Okay, so we knew that liberals and progressives tend to get news from more and different sources than conservatives. Barring evidence to the contrary, liberals tend to trust what is presented by those more and varied news sources, according to a Pew Research survey just completed.
Even Breitbart News reports on the survey and deals with it in a fairly unbiased manner. (Well, someone had to go over to Breitbart to read their view on the survey and take a hit for the team, so I did it.)
More on this survey below: some of the information presented was quite surprising.
Pew Research did a survey to ascertain which media sources various politically-aligned groups of people trust more than 50% of the time (and which sources they distrusted). (Link has lots of cool graphs and charts breaking down the data in various ways for those that like that sort of thing.)
Alas, Daily Kos, while listed as one of the media outlets, did not break the 50% mark, even amongst those that identified as consistently liberal. On the other hand, Breitbart News did not break that mark amongst those who identified as consistently conservative either, so I guess that counted as a push.

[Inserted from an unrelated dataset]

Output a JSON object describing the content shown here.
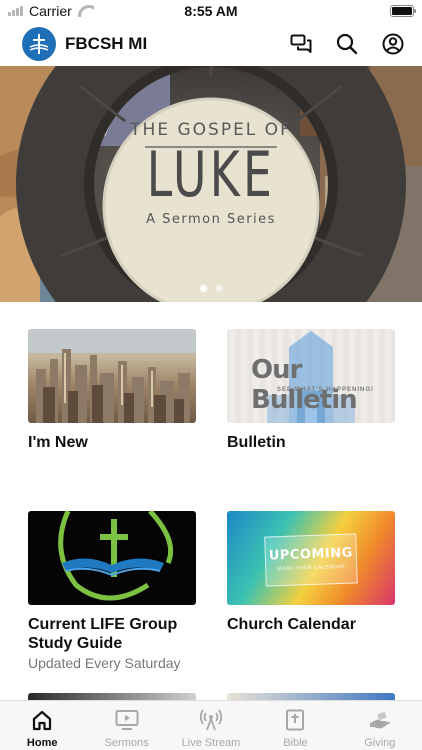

This is more evidence my wife is a crypto-liberal (a person who identifies as a conservative but holds liberal values). Pew notes above that conservatives strongly rely on FOX News Channel for their source of information. On the left, no single outlet dominates the others. Interestingly, on the left 5% of the respondents cited both MSNBC and FOX News Channel as their primary sources of news. (Stand by for FOX to crow its "liberal chops". . . .) [this line edited to correct punctuation]
The groups of people were categorised as consistently liberal, mostly liberal, mixed, mostly conservative, and consistently conservative. There are charts analysing the data in several different ways.
Each person was asked if he had heard of each of a list of thirty-six outlets. The more liberal, the more outlets the average person had heard of. (Consistently liberal people averaged twenty-six of the outlets, consistently conservative averaged only six of the thirty-six). If a person indicated he had heard of the outlet and had viewed it recently, he was asked if he trusted it. If no, he was then asked if he distrusted it.
Of the thirty-six media sources listed, I recognise all thirty-six (and have viewed nearly all of them). However, Pew Research never polls me for their surveys so my input was unable to skew its data.
As it turns out, the more liberal a person is, the more likely he views a wider variety of sources as trustworthy as well.
While the report linked above goes into details of the methodology of the survey, the results were as follows:
Consistently Liberal:
National Public Radio (NPR) 72%
Public Broadcasting Service (PBS) 71%
British Broadcasting Corporation (BBC) 69%
New York Times 62%
National Broadcasting Company (NBC) 56%
Cable News Network (CNN) 56%
American Broadcasting Company (ABC) 52%
MSNBC (formerly Microsoft and National Broadcasting Company Network) 52%
Columbia Broadcasting System (CBS) 51%
Mostly Liberal:
CNN 66%
NBC 66%
ABC 59%
CBS 55%
PBS 50%
Mixed:
CNN 61%
ABC 56%
NBC 54%
CBS 50%
Mostly Conservative
FOX News Channel 72%
Consistently Conservative
FOX News Channel 88%
Sean Hannity Radio Show 62%
Rush Limbaugh Radio Show 58%
Glenn Beck Radio Show 51%
The entire report is fascinating. It is worth reading.
"As we know, there are known knowns. There are things we know we know. We also know there are known unknowns. That is to say, we know there are some things we do not know. But there are also unknown unknowns, the ones we don't know we don't know." - Donald Rumsfeld, February 12, 2002, Department of Defense news briefing.